Data gathered by tracking service Flightradar24 showed Flight 9525’s autopilot initially was programmed to 30,000 feet (9,100 meters) as the jet climbed, then reset to 32,000 feet and finally to its 38,000-foot cruising altitude, co-founder Mikael Robertsson said. Then the autopilot was manually reset to 96 feet, he said.
“After four minutes we see someone playing with the autopilot and changed it to the lowest setting,” Robertsson said in an interview.
That amounted to a death sentence for a plane crossing rugged terrain with an elevation of a mile above sea level. Robertsson said Flightradar24 turned over the information to investigators.
Baffling scenario
The crash had mystified authorities because the plane was flying in normal daylight conditions and had undergone all required maintenance checks.
Richard Healing, a former member of the U.S. National Transportation Safety Board, said the events disclosed by French prosecutors still leave some room for alternative interpretations.

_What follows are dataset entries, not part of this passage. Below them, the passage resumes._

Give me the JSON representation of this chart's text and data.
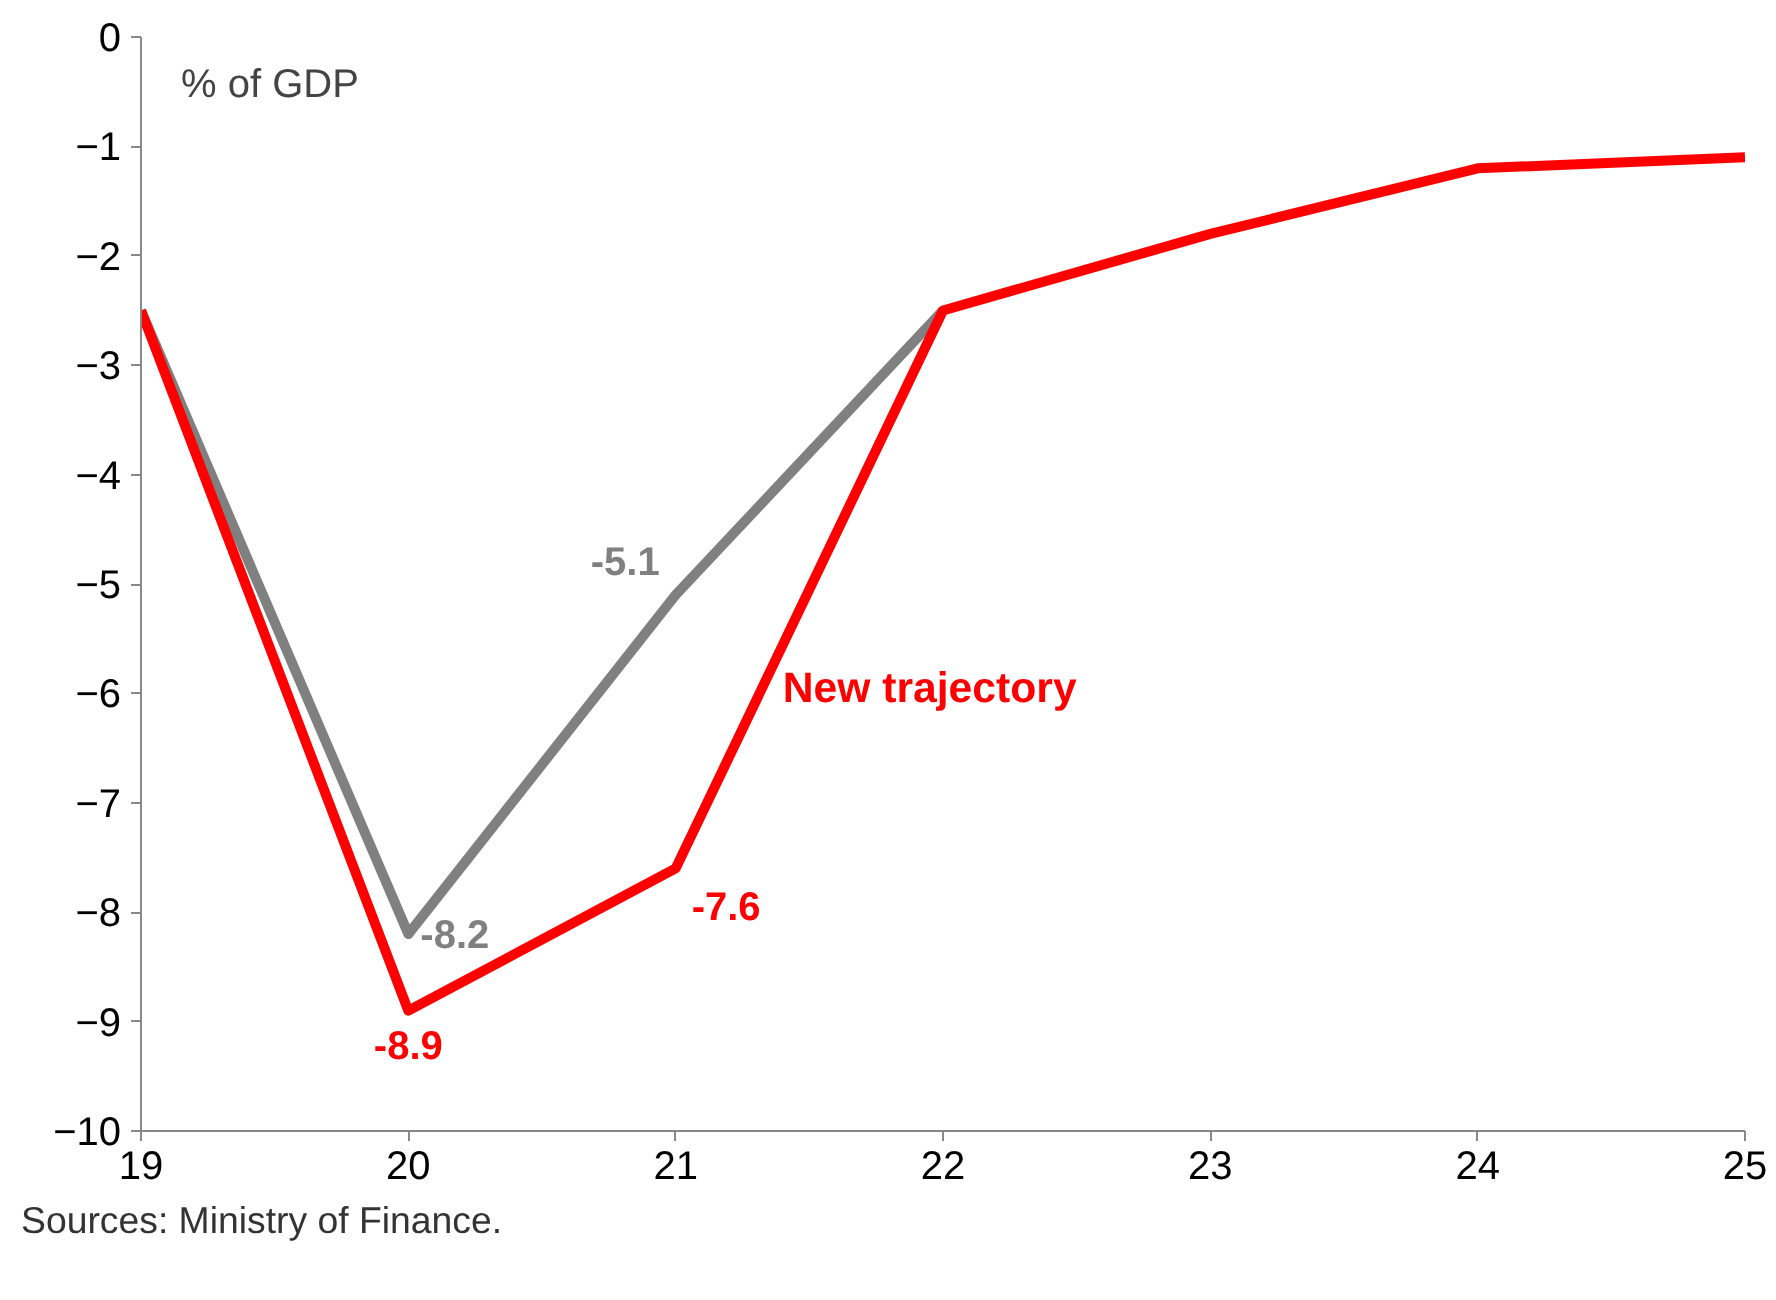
{
  "chart_data": {
    "type": "line",
    "ylabel": "% of GDP",
    "x": [
      19,
      20,
      21,
      22,
      23,
      24,
      25
    ],
    "xlim": [
      19,
      25
    ],
    "xticks": [
      19,
      20,
      21,
      22,
      23,
      24,
      25
    ],
    "ylim": [
      -10,
      0
    ],
    "yticks": [
      -10,
      -9,
      -8,
      -7,
      -6,
      -5,
      -4,
      -3,
      -2,
      -1,
      0
    ],
    "series": [
      {
        "color": "#808080",
        "values": [
          -2.5,
          -8.2,
          -5.1,
          -2.5,
          null,
          null,
          null
        ],
        "value_labels": [
          null,
          "-8.2",
          "-5.1",
          null,
          null,
          null,
          null
        ]
      },
      {
        "name": "New trajectory",
        "color": "#ff0000",
        "values": [
          -2.5,
          -8.9,
          -7.6,
          -2.5,
          -1.8,
          -1.2,
          -1.1
        ],
        "value_labels": [
          null,
          "-8.9",
          "-7.6",
          null,
          null,
          null,
          null
        ]
      }
    ],
    "grid": false,
    "marker": "none",
    "line_style": "solid",
    "annotations": [
      "Sources: Ministry of Finance."
    ]
  }
}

“You can’t rule out the possibility at this point of the pilot who was remaining in the cockpit becoming incapacitated simultaneous with when the other pilot walked out,” said Healing, who now runs R Cubed Consulting LLC in Washington. “It’s more likely that the pilot may have done something intentionally, but you can’t conclude that until the flight data recorder is recovered.”
Lubitz, the co-pilot, had passed all medical tests and checks, and had started training in 2008, both in Bremen in northern Germany and in Phoenix, before joining the airline in late 2013, Lufthansa Chief Executive Officer Carsten Spohr said.
‘Tragic, isolated’
Cockpit personnel undergo thorough examination, said Spohr, calling the incident a “tragic, isolated case.”

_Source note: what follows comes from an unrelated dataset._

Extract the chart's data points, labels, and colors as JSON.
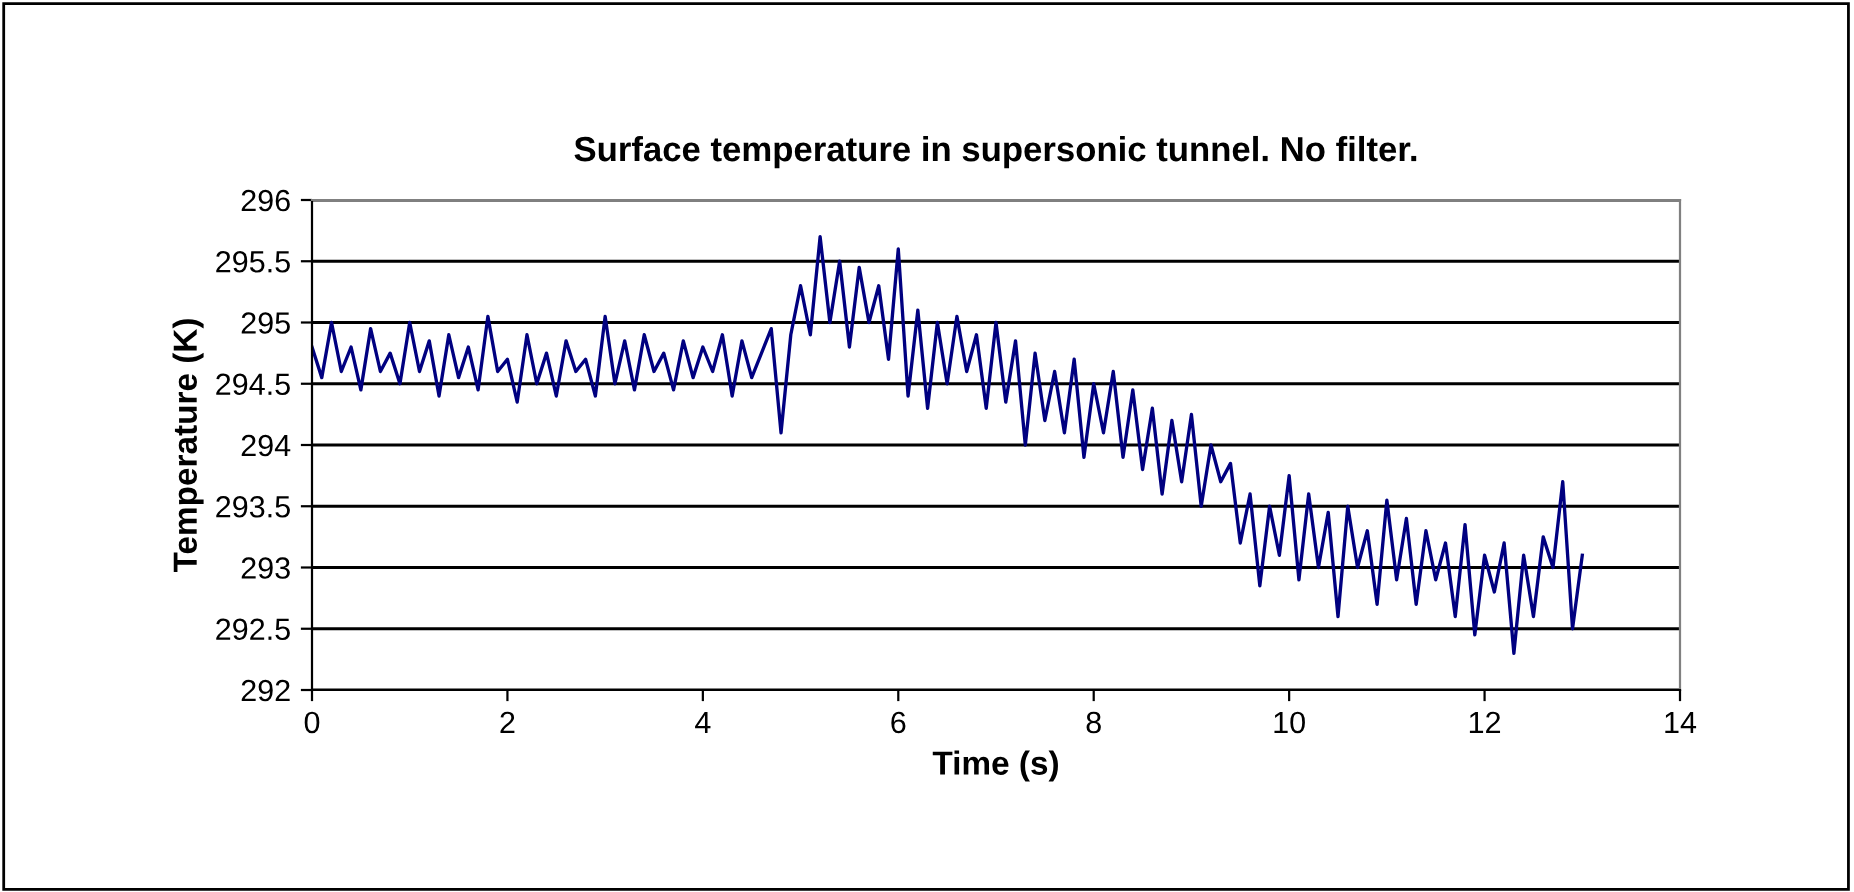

The co-pilot had interrupted his pilot training for several months, though Spohr said he couldn’t give a reason. Pilots undergo medical tests once a year, and a psychological examination occurs at the start of their careers, Spohr said.
Germanwings said it cannot comment further because the investigation is a matter for the authorities. France’s BEA air-accident investigator is leading the probe into the tragedy.
Lufthansa, which operated the A320 before it was handed to Germanwings in early 2014, said the cockpit had a fortified door with video surveillance to prevent unauthorized entry, a measure that became mandatory after the 9/11 terror attacks. While pilots have a security code that lets them open the door from the outside, the person in the cockpit can still deny access.
Cockpit rules
Some airlines require two people on the flight-deck when one pilot steps out, making it necessary for cabin crew to stand in, and U.S. carriers all must do so under Federal Aviation Administration rules. Norwegian Air Shuttle ASA and Air Canada were among airlines saying they were adopting that rule or planning to do so.
Based on an official video from Toulouse, France-based Airbus, a pilot exiting the flight deck of an A320 can be prevented from re-entering if the remaining aviator operates manual locks on the inside of the cockpit door.
Flight-deck doors were turned into impenetrable barriers in the wake of the Sept. 11 terrorist attacks. While the measures have greatly improved protection from potential hijackers, the Airbus video shows that they’ve made it equally difficult for crew to access the cockpit in the event of an emergency or aberrant action by a sole pilot.
Germanwings said the captain of Flight 9525 was “very experienced” and had flown for charter carrier Condor and Lufthansa’s main brand for about 10 years before joining the parent company’s budget unit in May 2014. He had logged more than 6,000 flight hours.
Both pilots were trained “to Lufthansa standards,” according to Germanwings, which declined to release their personal details.
Lubitz came from Montabaur, about an hour north of Frankfurt, according to the local mayor’s office, and had been part of the local aviation club, which said on its website that it was “horrified” to learn that a member was among the dead.